In the context of 5G, “NSA” and “SA” refer to two deployment architectures, each representing a different approach to the implementation of the 5th generation of mobile networks. These terms stand for “Non-Standalone” (NSA) and “Standalone” (SA). They describe how 5G networks are initially deployed and evolved. Here are the key details about NSA and SA in 5G:
NSA (Non-Standalone):
- Definition:
- Initial Deployment: NSA refers to the deployment architecture where 5G radio access is introduced while relying on the existing 4G LTE core network for certain essential functions.
- Key Characteristics:
- Interdependence with LTE: In NSA, 5G NR (New Radio) operates alongside the existing LTE infrastructure. The 5G radio access network (gNB) and LTE evolved NodeB (eNB) work together to provide connectivity.

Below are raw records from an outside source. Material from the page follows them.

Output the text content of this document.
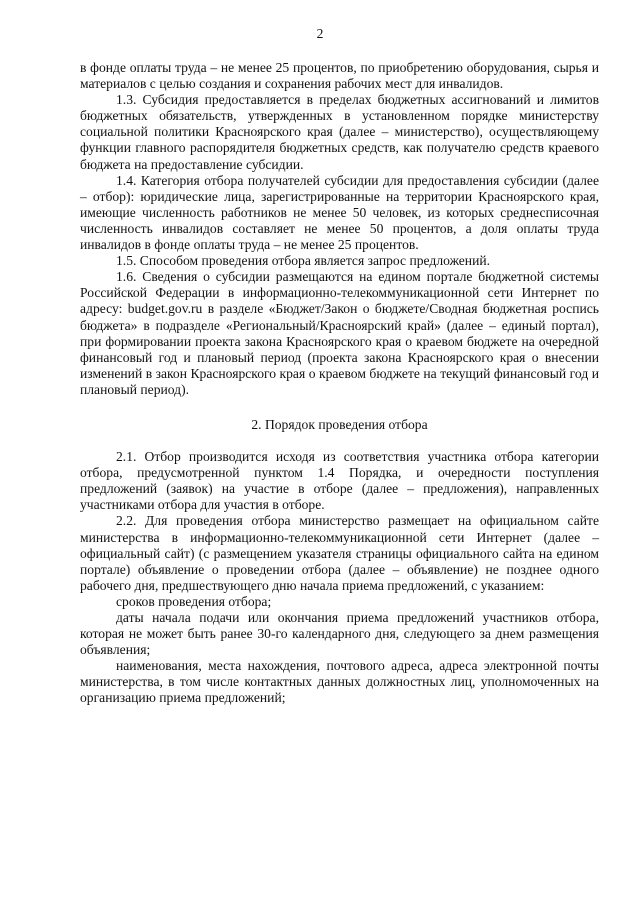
2

в фонде оплаты труда – не менее 25 процентов, по приобретению оборудования, сырья и материалов с целью создания и сохранения рабочих мест для инвалидов.

1.3. Субсидия предоставляется в пределах бюджетных ассигнований и лимитов бюджетных обязательств, утвержденных в установленном порядке министерству социальной политики Красноярского края (далее – министерство), осуществляющему функции главного распорядителя бюджетных средств, как получателю средств краевого бюджета на предоставление субсидии.

1.4. Категория отбора получателей субсидии для предоставления субсидии (далее – отбор): юридические лица, зарегистрированные на территории Красноярского края, имеющие численность работников не менее 50 человек, из которых среднесписочная численность инвалидов составляет не менее 50 процентов, а доля оплаты труда инвалидов в фонде оплаты труда – не менее 25 процентов.

1.5. Способом проведения отбора является запрос предложений.

1.6. Сведения о субсидии размещаются на едином портале бюджетной системы Российской Федерации в информационно-телекоммуникационной сети Интернет по адресу: budget.gov.ru в разделе «Бюджет/Закон о бюджете/Сводная бюджетная роспись бюджета» в подразделе «Региональный/Красноярский край» (далее – единый портал), при формировании проекта закона Красноярского края о краевом бюджете на очередной финансовый год и плановый период (проекта закона Красноярского края о внесении изменений в закон Красноярского края о краевом бюджете на текущий финансовый год и плановый период).

2. Порядок проведения отбора

2.1. Отбор производится исходя из соответствия участника отбора категории отбора, предусмотренной пунктом 1.4 Порядка, и очередности поступления предложений (заявок) на участие в отборе (далее – предложения), направленных участниками отбора для участия в отборе.

2.2. Для проведения отбора министерство размещает на официальном сайте министерства в информационно-телекоммуникационной сети Интернет (далее – официальный сайт) (с размещением указателя страницы официального сайта на едином портале) объявление о проведении отбора (далее – объявление) не позднее одного рабочего дня, предшествующего дню начала приема предложений, с указанием:

сроков проведения отбора;

даты начала подачи или окончания приема предложений участников отбора, которая не может быть ранее 30-го календарного дня, следующего за днем размещения объявления;

наименования, места нахождения, почтового адреса, адреса электронной почты министерства, в том числе контактных данных должностных лиц, уполномоченных на организацию приема предложений;
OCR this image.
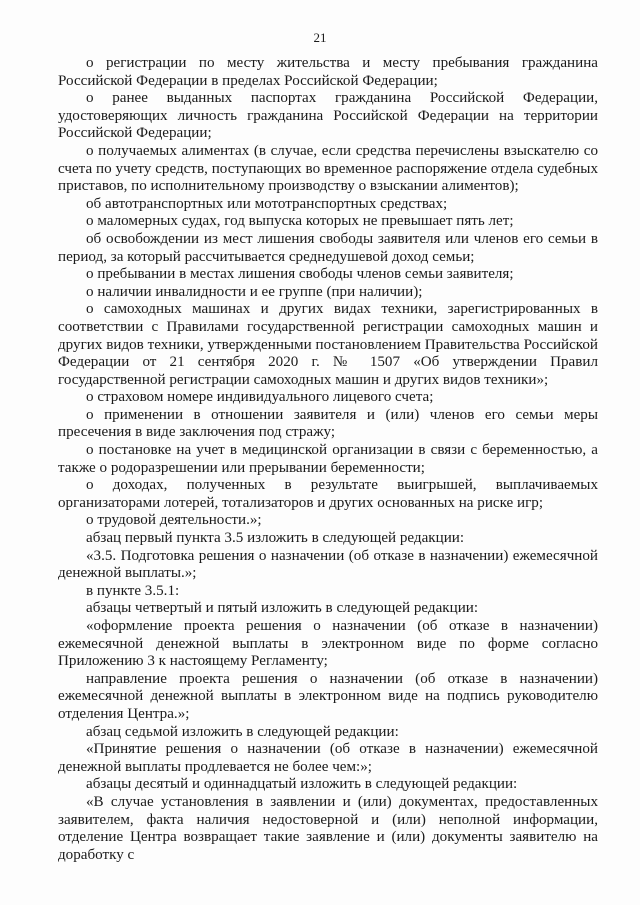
21

о регистрации по месту жительства и месту пребывания гражданина Российской Федерации в пределах Российской Федерации;

о ранее выданных паспортах гражданина Российской Федерации, удостоверяющих личность гражданина Российской Федерации на территории Российской Федерации;

о получаемых алиментах (в случае, если средства перечислены взыскателю со счета по учету средств, поступающих во временное распоряжение отдела судебных приставов, по исполнительному производству о взыскании алиментов);

об автотранспортных или мототранспортных средствах;

о маломерных судах, год выпуска которых не превышает пять лет;

об освобождении из мест лишения свободы заявителя или членов его семьи в период, за который рассчитывается среднедушевой доход семьи;

о пребывании в местах лишения свободы членов семьи заявителя;

о наличии инвалидности и ее группе (при наличии);

о самоходных машинах и других видах техники, зарегистрированных в соответствии с Правилами государственной регистрации самоходных машин и других видов техники, утвержденными постановлением Правительства Российской Федерации от 21 сентября 2020 г. № 1507 «Об утверждении Правил государственной регистрации самоходных машин и других видов техники»;

о страховом номере индивидуального лицевого счета;

о применении в отношении заявителя и (или) членов его семьи меры пресечения в виде заключения под стражу;

о постановке на учет в медицинской организации в связи с беременностью, а также о родоразрешении или прерывании беременности;

о доходах, полученных в результате выигрышей, выплачиваемых организаторами лотерей, тотализаторов и других основанных на риске игр;

о трудовой деятельности.»;

абзац первый пункта 3.5 изложить в следующей редакции:

«3.5. Подготовка решения о назначении (об отказе в назначении) ежемесячной денежной выплаты.»;

в пункте 3.5.1:

абзацы четвертый и пятый изложить в следующей редакции:

«оформление проекта решения о назначении (об отказе в назначении) ежемесячной денежной выплаты в электронном виде по форме согласно Приложению 3 к настоящему Регламенту;

направление проекта решения о назначении (об отказе в назначении) ежемесячной денежной выплаты в электронном виде на подпись руководителю отделения Центра.»;

абзац седьмой изложить в следующей редакции:

«Принятие решения о назначении (об отказе в назначении) ежемесячной денежной выплаты продлевается не более чем:»;

абзацы десятый и одиннадцатый изложить в следующей редакции:

«В случае установления в заявлении и (или) документах, предоставленных заявителем, факта наличия недостоверной и (или) неполной информации, отделение Центра возвращает такие заявление и (или) документы заявителю на доработку с
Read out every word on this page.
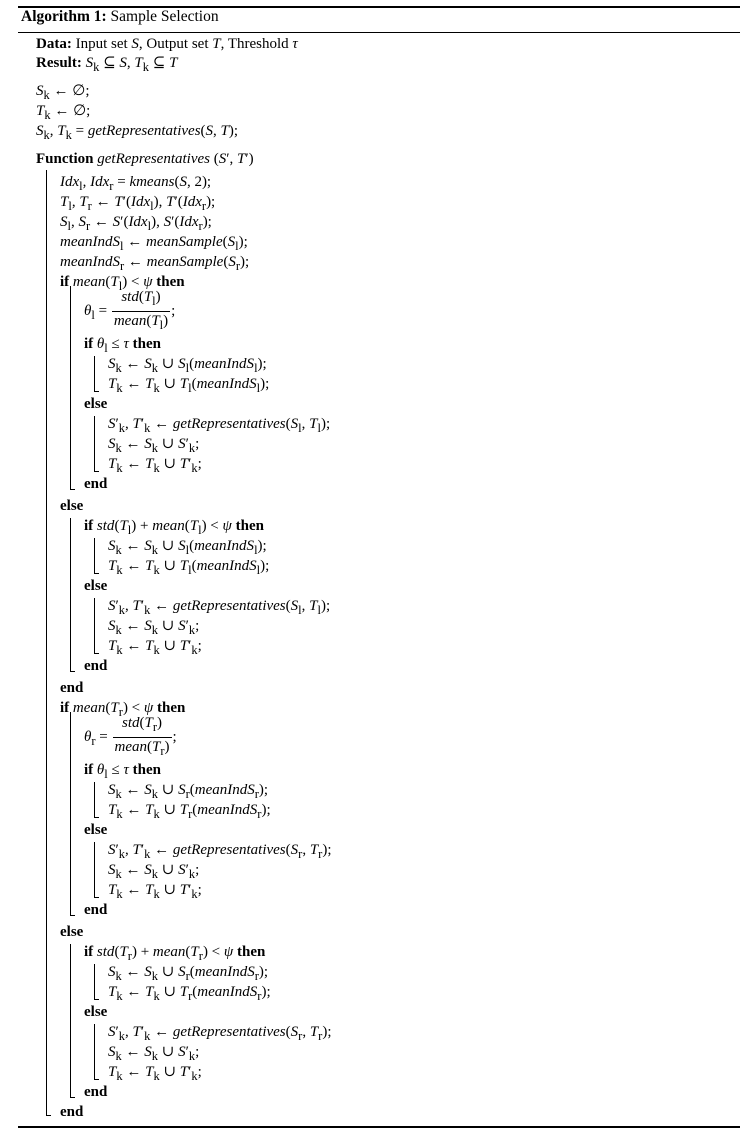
Algorithm 1: Sample Selection
Data: Input set S, Output set T, Threshold τ
Result: $S_k$ ⊆ S, $T_k$ ⊆ T
$S_k$ ← ∅;
$T_k$ ← ∅;
$S_k$, $T_k$ = getRepresentatives(S, T);
Function getRepresentatives (S′, T′)
Idx$_l$, Idx$_r$ = kmeans(S, 2);
$T_l$, $T_r$ ← T′(Idx$_l$), T′(Idx$_r$);
$S_l$, $S_r$ ← S′(Idx$_l$), S′(Idx$_r$);
meanIndS$_l$ ← $meanSample(S_l)$;
meanIndS$_r$ ← $meanSample(S_r)$;
if $mean(T_l) < \psi$ then
$\theta_l = \frac{std(T_l)}{mean(T_l)}$ ;
if $\theta_l \le \tau$ then
$S_k$ ← $S_k$ ∪ $S_l(meanIndS_l)$;
$T_k$ ← $T_k$ ∪ $T_l(meanIndS_l)$;
else
$S'_k$, $T'_k$ ← $getRepresentatives(S_l$, $T_l$);
$S_k$ ← $S_k$ ∪ $S'_k$;
$T_k$ ← $T_k$ ∪ $T'_k$;
end
else
if $std(T_l)$ + $mean(T_l) < \psi$ then
$S_k$ ← $S_k$ ∪ $S_l(meanIndS_l)$;
$T_k$ ← $T_k$ ∪ $T_l(meanIndS_l)$;
else
$S'_k$, $T'_k$ ← $getRepresentatives(S_l$, $T_l$);
$S_k$ ← $S_k$ ∪ $S'_k$;
$T_k$ ← $T_k$ ∪ $T'_k$;
end
end
if $mean(T_r) < \psi$ then
$\theta_r = \frac{std(T_r)}{mean(T_r)}$ ;
if $\theta_l \le \tau$ then
$S_k$ ← $S_k$ ∪ $S_r(meanIndS_r)$;
$T_k$ ← $T_k$ ∪ $T_r(meanIndS_r)$;
else
$S'_k$, $T'_k$ ← $getRepresentatives(S_r$, $T_r$);
$S_k$ ← $S_k$ ∪ $S'_k$;
$T_k$ ← $T_k$ ∪ $T'_k$;
end
else
if $std(T_r)$ + $mean(T_r) < \psi$ then
$S_k$ ← $S_k$ ∪ $S_r(meanIndS_r)$;
$T_k$ ← $T_k$ ∪ $T_r(meanIndS_r)$;
else
$S'_k$, $T'_k$ ← $getRepresentatives(S_r$, $T_r$);
$S_k$ ← $S_k$ ∪ $S'_k$;
$T_k$ ← $T_k$ ∪ $T'_k$;
end
end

- Control Plane Anchor: The control plane functions, such as signaling and management, are anchored in the LTE core network. The 5G radio access is used for user plane data transmission.
- Benefits:
- Faster Deployment: NSA allows for a faster deployment of 5G services as it leverages the existing LTE core. Operators can introduce 5G capabilities to users more quickly.
- Optimizing Existing Infrastructure: It enables operators to optimize their existing LTE infrastructure while gradually transitioning to a full 5G core.
- Evolution Path:
- Intermediate Step: NSA is considered an intermediate step in the evolution towards a fully standalone 5G architecture. It provides a pragmatic approach to introducing 5G services without a complete overhaul of the core network.
- Use Cases:
- Enhanced Mobile Broadband (eMBB): NSA is well-suited for scenarios where the primary focus is on delivering enhanced mobile broadband services with higher data rates.
SA (Standalone):
- Definition:
- Complete 5G Core: SA refers to the deployment architecture where both the 5G radio access and the core network are built from scratch as part of the 5G architecture.
- Key Characteristics:
- Independence from LTE: In SA, 5G NR operates independently without relying on LTE infrastructure. Both the control plane and user plane functions are handled by the 5G core network.
- Benefits:
- Full 5G Capabilities: SA allows for the realization of the full capabilities of 5G, including advanced features like network slicing, ultra-reliable low-latency communications (URLLC), and massive machine-type communications (mMTC).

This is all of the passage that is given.